I have the following method for drawing the arrows:
public static void drawArrow(Graphics g, Color color, int size,
Coordinate from, Coordinate to, Coordinate offset) {
Graphics2D g2 = (Graphics2D) g.create();
g2.setColor(color);
double dx = to.x - from.x, dy = to.y - from.y;
double angle = Math.atan2(dy, dx);
int len = (int) Math.sqrt(dx*dx + dy*dy);
AffineTransform at = AffineTransform.getTranslateInstance(from.x + offset.x, from.y + offset.y);
at.concatenate(AffineTransform.getRotateInstance(angle));
g2.transform(at);
// Draw horizontal arrow starting in (0, 0)
g2.drawLine(0, 0, len, 0);
g2.fillPolygon(new int[] {len, len-size, len-size, len},
new int[] {0, -size, size, 0}, 4);
}
I got the essentials of the arrow code from an answer by aioobe, here.
I this method by overriding Edge's paintComponent function:
#Override
public void paintComponent(Graphics g) {
double radius = this.from.getRadius();
Coordinate vector = this.from.getPosition().clone();
vector.normalize();
vector.x = vector.x * radius; vector.y = vector.y * radius;
Coordinate to = new Coordinate(this.to.getPosition().x - vector.x,
this.to.getPosition().y - vector.y);
GraphicsUtils.drawArrow(g, this.color, ARROW_SIZE,
this.from.getPosition(), to,
new Coordinate(radius, radius));
}
As the drawArrow method does what it's supposed to, it draws an arrow from a to b, I want to change the way that I am calling it in the above method.

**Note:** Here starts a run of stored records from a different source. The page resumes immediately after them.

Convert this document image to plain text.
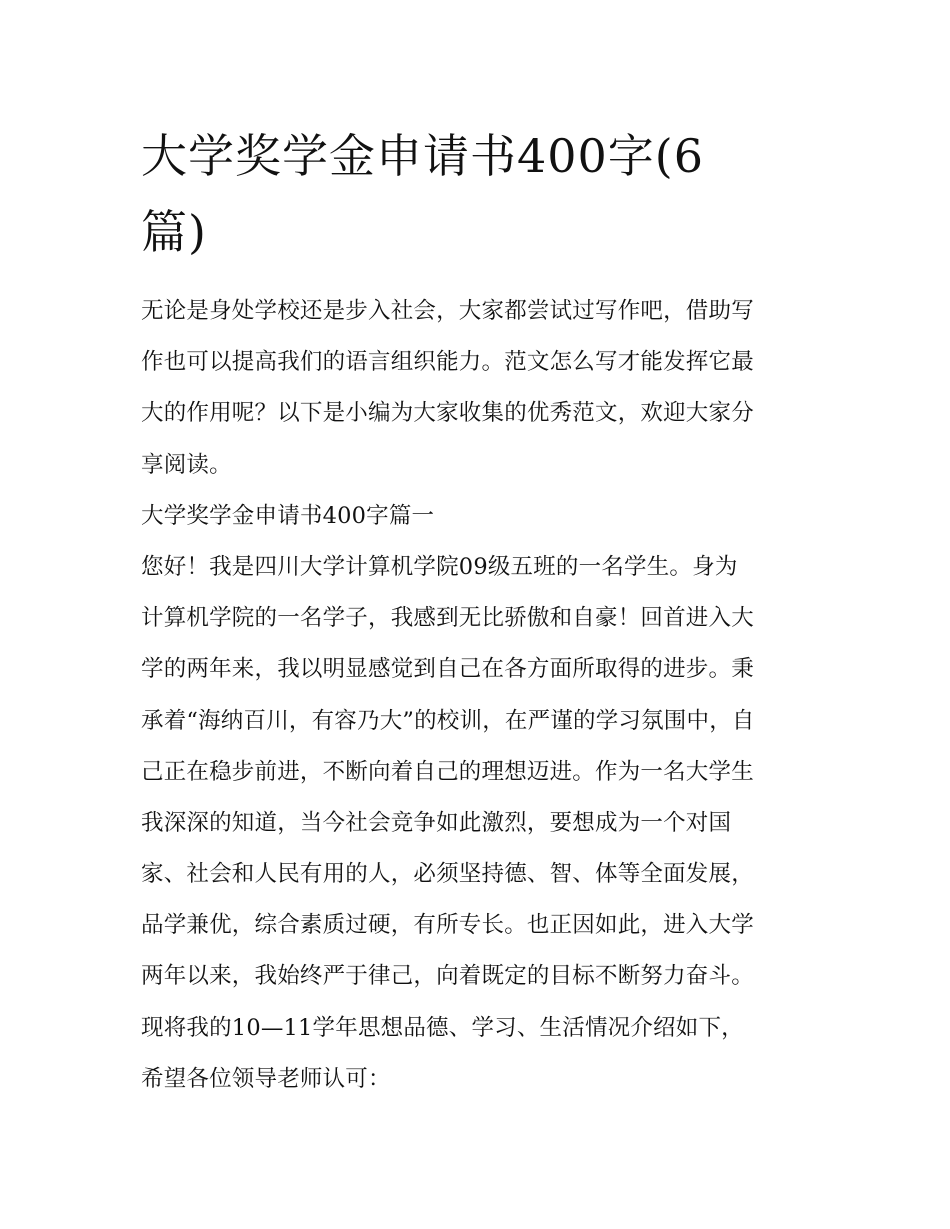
大学奖学金申请书400字(6
篇)
无论是身处学校还是步入社会，大家都尝试过写作吧，借助写
作也可以提高我们的语言组织能力。范文怎么写才能发挥它最
大的作用呢？以下是小编为大家收集的优秀范文，欢迎大家分
享阅读。
大学奖学金申请书400字篇一
您好！我是四川大学计算机学院09级五班的一名学生。身为
计算机学院的一名学子，我感到无比骄傲和自豪！回首进入大
学的两年来，我以明显感觉到自己在各方面所取得的进步。秉
承着“海纳百川，有容乃大”的校训，在严谨的学习氛围中，自
己正在稳步前进，不断向着自己的理想迈进。作为一名大学生
我深深的知道，当今社会竞争如此激烈，要想成为一个对国
家、社会和人民有用的人，必须坚持德、智、体等全面发展，
品学兼优，综合素质过硬，有所专长。也正因如此，进入大学
两年以来，我始终严于律己，向着既定的目标不断努力奋斗。
现将我的10—11学年思想品德、学习、生活情况介绍如下，
希望各位领导老师认可：
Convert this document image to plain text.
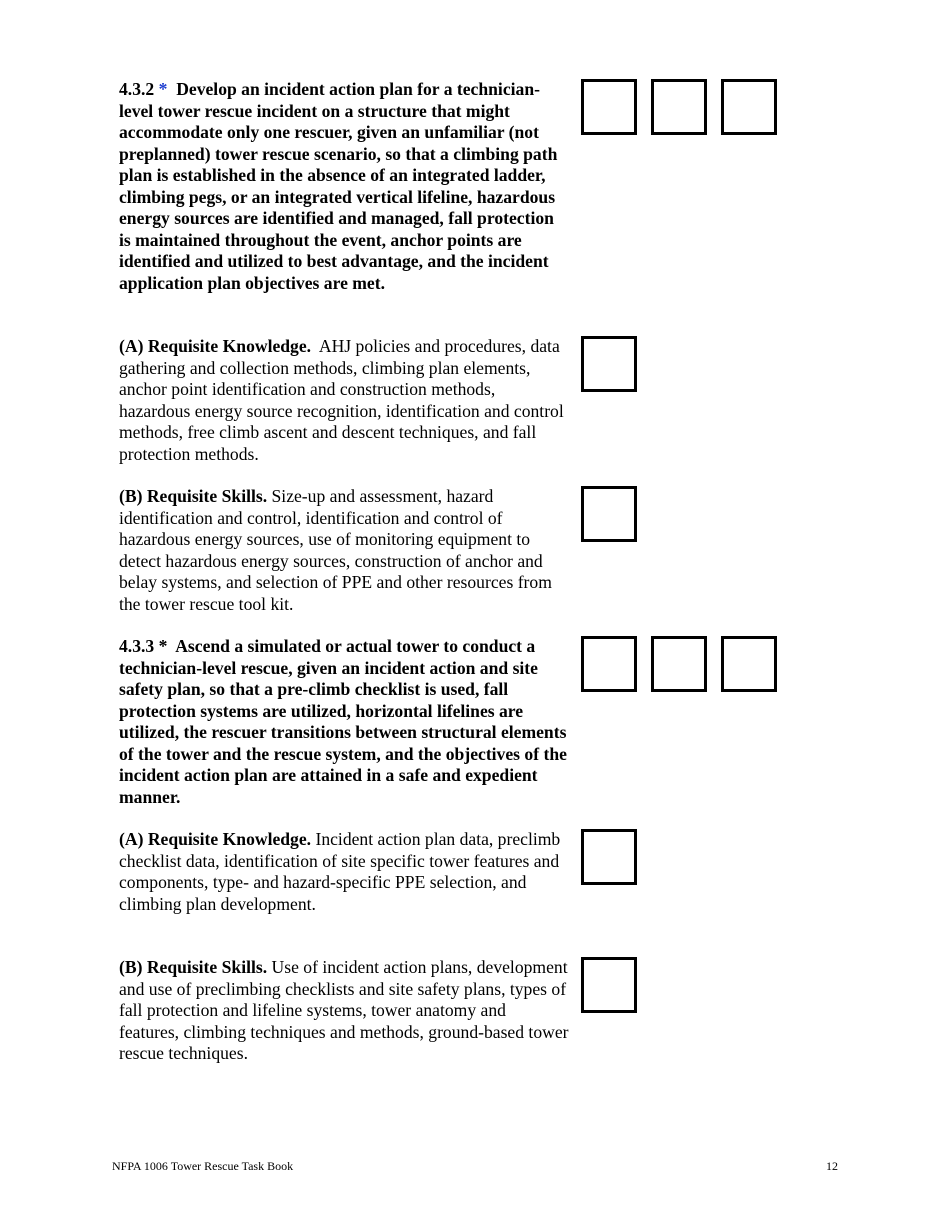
4.3.2 * Develop an incident action plan for a technician-level tower rescue incident on a structure that might accommodate only one rescuer, given an unfamiliar (not preplanned) tower rescue scenario, so that a climbing path plan is established in the absence of an integrated ladder, climbing pegs, or an integrated vertical lifeline, hazardous energy sources are identified and managed, fall protection is maintained throughout the event, anchor points are identified and utilized to best advantage, and the incident application plan objectives are met.

(A) Requisite Knowledge. AHJ policies and procedures, data gathering and collection methods, climbing plan elements, anchor point identification and construction methods, hazardous energy source recognition, identification and control methods, free climb ascent and descent techniques, and fall protection methods.

(B) Requisite Skills. Size-up and assessment, hazard identification and control, identification and control of hazardous energy sources, use of monitoring equipment to detect hazardous energy sources, construction of anchor and belay systems, and selection of PPE and other resources from the tower rescue tool kit.

4.3.3 * Ascend a simulated or actual tower to conduct a technician-level rescue, given an incident action and site safety plan, so that a pre-climb checklist is used, fall protection systems are utilized, horizontal lifelines are utilized, the rescuer transitions between structural elements of the tower and the rescue system, and the objectives of the incident action plan are attained in a safe and expedient manner.

(A) Requisite Knowledge. Incident action plan data, preclimb checklist data, identification of site specific tower features and components, type- and hazard-specific PPE selection, and climbing plan development.

(B) Requisite Skills. Use of incident action plans, development and use of preclimbing checklists and site safety plans, types of fall protection and lifeline systems, tower anatomy and features, climbing techniques and methods, ground-based tower rescue techniques.

NFPA 1006 Tower Rescue Task Book	12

For example, by using the offset parameter for the drawArrow method or something alike.
The Coordinate class:
public class Coordinate {
public double x;
public double y;
...
public void normalize() {
double length = Math.sqrt(Math.pow(this.x, 2) + Math.pow(this.y, 2));
this.x = this.x / length;
this.y = this.y / length;
}
...
}
A screenshot of my current output:
Note there are both arrows from D to E and E to D. The latter is not showing because the arrow head is behind D's circle.
Now to be clear, the problem is:
In the paintComponent-method, I am taking the radius of the circle and multiplying it with the normalized (see method) vector. This would give me a point of the circle's circumference, but it seems that always results in the top-left corner, which I don't get. I want to calculate the point on the circumference closest to the source vertex.
Like so:
Any suggestions?
You can calculate the arrow endpoints from the coordinates of the vertex centers and the vertex image radius. If (xa, ya) and (xb, yb) are the centers of two vertices a and b, and the vertices are drawn with radius r, then the directed line from a to be can be represented as
x = xa + t*(xb - xa)
y = ya + t*(yb - ya)
for a parameter t that varies from 0 to 1. Since t == 1 corresponds to a distance of d = sqrt((xb - xa)2 + (yb - ya)2), you just need to evaluate the above for t = r / d and t = (d-r) / d. (No trig required.)